Everything you really need to know about prosecco
From its origins to how it differs from drinks like Champagne, there’s a lot to know about the sparkling wine known as prosecco. Here’s the ultimate guide.
July 22, 2021
How is prosecco different from Champagne?
The first distinguishing factor between the two drinks is the grapes. Champagne comes from France and is made from grapes like chardonnay and pinot; prosecco must originate from the glera grape grown in the vineyards of Veneto, Italy.
Both drinks involve a second fermentation in terms of winemaking techniques, but Champagne requires using the old method of aging in a bottle and adding yeast, sugars and lots and lots of time. Prosecco is aged in a tank, which the makers seal to contain all CO2 and give the drink its delightful fizz.

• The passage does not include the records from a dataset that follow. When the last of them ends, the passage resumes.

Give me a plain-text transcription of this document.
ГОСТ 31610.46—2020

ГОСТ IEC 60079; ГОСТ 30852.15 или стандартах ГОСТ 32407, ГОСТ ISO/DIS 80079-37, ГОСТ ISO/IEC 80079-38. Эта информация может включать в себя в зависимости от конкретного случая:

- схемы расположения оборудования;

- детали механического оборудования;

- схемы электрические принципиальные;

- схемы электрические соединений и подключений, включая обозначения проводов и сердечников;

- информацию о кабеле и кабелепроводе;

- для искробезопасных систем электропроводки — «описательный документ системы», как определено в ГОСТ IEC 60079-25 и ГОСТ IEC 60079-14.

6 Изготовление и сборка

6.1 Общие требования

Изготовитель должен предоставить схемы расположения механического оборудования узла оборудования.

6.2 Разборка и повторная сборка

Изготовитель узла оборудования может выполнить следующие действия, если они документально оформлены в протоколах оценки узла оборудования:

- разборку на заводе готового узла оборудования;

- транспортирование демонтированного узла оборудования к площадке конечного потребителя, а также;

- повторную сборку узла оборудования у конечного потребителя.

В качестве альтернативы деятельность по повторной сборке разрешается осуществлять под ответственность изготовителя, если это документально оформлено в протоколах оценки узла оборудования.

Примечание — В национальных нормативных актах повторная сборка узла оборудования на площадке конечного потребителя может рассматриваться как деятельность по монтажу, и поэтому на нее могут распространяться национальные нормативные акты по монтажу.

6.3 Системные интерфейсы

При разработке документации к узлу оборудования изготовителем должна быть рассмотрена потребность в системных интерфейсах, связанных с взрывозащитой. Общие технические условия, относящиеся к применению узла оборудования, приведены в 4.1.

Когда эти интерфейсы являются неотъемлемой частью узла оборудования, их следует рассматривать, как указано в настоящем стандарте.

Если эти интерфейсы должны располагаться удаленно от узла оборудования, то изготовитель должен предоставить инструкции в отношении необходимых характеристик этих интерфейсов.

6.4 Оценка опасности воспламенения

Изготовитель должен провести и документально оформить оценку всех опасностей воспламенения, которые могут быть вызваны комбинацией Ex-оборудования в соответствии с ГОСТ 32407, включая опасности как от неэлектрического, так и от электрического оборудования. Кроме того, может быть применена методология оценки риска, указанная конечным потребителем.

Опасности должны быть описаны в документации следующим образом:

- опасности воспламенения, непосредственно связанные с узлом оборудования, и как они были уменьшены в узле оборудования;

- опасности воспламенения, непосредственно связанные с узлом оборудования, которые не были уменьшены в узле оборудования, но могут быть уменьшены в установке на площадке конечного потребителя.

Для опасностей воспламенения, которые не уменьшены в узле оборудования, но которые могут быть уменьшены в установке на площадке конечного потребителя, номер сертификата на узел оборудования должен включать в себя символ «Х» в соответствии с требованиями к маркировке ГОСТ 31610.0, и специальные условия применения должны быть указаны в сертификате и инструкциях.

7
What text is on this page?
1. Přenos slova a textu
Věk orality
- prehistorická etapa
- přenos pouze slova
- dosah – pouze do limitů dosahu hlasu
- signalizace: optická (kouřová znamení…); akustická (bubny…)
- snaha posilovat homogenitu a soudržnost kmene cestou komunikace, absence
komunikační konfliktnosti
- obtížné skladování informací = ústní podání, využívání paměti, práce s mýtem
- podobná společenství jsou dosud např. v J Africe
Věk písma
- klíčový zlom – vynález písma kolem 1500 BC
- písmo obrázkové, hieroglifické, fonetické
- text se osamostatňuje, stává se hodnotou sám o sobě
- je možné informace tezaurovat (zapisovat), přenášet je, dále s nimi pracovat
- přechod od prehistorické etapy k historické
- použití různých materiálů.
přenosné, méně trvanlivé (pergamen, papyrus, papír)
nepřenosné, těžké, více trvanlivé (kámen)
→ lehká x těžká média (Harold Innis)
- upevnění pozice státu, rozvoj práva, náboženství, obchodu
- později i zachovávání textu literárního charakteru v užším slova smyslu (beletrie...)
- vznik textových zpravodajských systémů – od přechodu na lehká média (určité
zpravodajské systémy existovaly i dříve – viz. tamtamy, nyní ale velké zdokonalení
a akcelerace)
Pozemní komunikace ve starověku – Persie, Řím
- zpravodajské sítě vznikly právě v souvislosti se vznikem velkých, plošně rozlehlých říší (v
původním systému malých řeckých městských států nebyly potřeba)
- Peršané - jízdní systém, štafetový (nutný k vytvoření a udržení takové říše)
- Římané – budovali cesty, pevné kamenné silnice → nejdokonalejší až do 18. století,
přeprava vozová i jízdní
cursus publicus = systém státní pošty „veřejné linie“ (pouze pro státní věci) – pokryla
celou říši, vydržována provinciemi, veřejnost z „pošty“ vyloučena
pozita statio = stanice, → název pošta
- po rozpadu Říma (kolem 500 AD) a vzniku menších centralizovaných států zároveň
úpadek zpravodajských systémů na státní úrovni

Flavor-wise, Champagne gets a bit more intimate with the yeast and therefore has a breadier, citrus-centered flavor profile. There’s a bit more daylight between the drink and the yeast in the second fermentation of Prosecco, however, letting the drink’s full fruit flavor profile shine through. This gives it hints of apple, pear, peach, honeysuckle and floral notes — in short, it’s a fruitier sparkling wine.
Not sure if you’re a trendsetter, but you should know this upfront: prosecco is hot right now. Like, Radiohead-in-1997 hot.
It’s probably due in part to the fact that it provides a celebratory bottle of bubbly without forcing you to cough up Champagne money. It’s also since, despite being half the cost, prosecco is some seriously good stuff with a lot of love, technique and history put into each bottle.
Below we look at how this sparkling wine came to be, how it differs from other drinks like Champagne and of course, some recipes for prosecco cocktails that will razzle-dazzle your friends with very basic ingredients.
How to drink prosecco
First, ditch the narrow-flute glass. This drink is a party of fruity aromas, and you’re missing out on the action if your schnoz is stuck outside the glass. Opt instead for a large wine glass that lets you smell what’s happening as you drink.
Tilt that bad boy at 45º while you’re pouring, too. Otherwise, you’re wasting bubbles, and that’s a dang shame. Take your time while pouring to avoid overspending the fizz.
Prosecco: a biography
In the 1500s, those in northern Italy began to seriously enjoy a local wine called Ribolla. Pliny the Elder and Livia (wife of the emperor) all sang its praises. Yet near the end of the century, it needed a new name to distinguish it from other Ribollas — and so they settled on the intensely syllabic “castellum nobile vinum Pucinum,” the name of a castle bordering the small village of Prosecco.
An English wine connoisseur named Fynes Moryson seems to have been the first to call it by its modern name when he wrote, “Here growes the wine Pucinum, now called Prosecho, much celebrated by Pliny.” This guy could not get enough of it. He placed it among Italy’s greatest inventions.
Some prosecco cocktails
Aperol Spritz Slushie
Ingredients you'll need for this recipe:
- 2 oranges
- 2 lemons
- 3 oz prosecco
- 1 oz Aperol
- 1 oz simple syrup
- 8 to 10 oz ice
Cut the fruit in half, then slice one of the orange halves. Combine the drinks and juice of the other fruit halves in a large bowl, stirring them together. To make the simple syrup, simmer the granulated sugar with 1 cup of water until the sugar dissolves (about 3 minutes), then let it cool. Pour one ounce of simple syrup, along with the contents of the large bowl, into a blender with ice and blend it into a purée. Garnish with orange slices.
Grapefruit Prosecco Cocktail
- 1/4 cup Cointreau
- 1/2 cup of freshly squeezed grapefruit juice
- 2 cups prosecco
- 4 grapefruit wedges
This recipe is a great alternative to the mimosa and makes 4 drinks — and all you have to do is pour a quarter of each liquid into chilled Champagne glasses and stir. Then garnish with a small wedge of grapefruit and serve.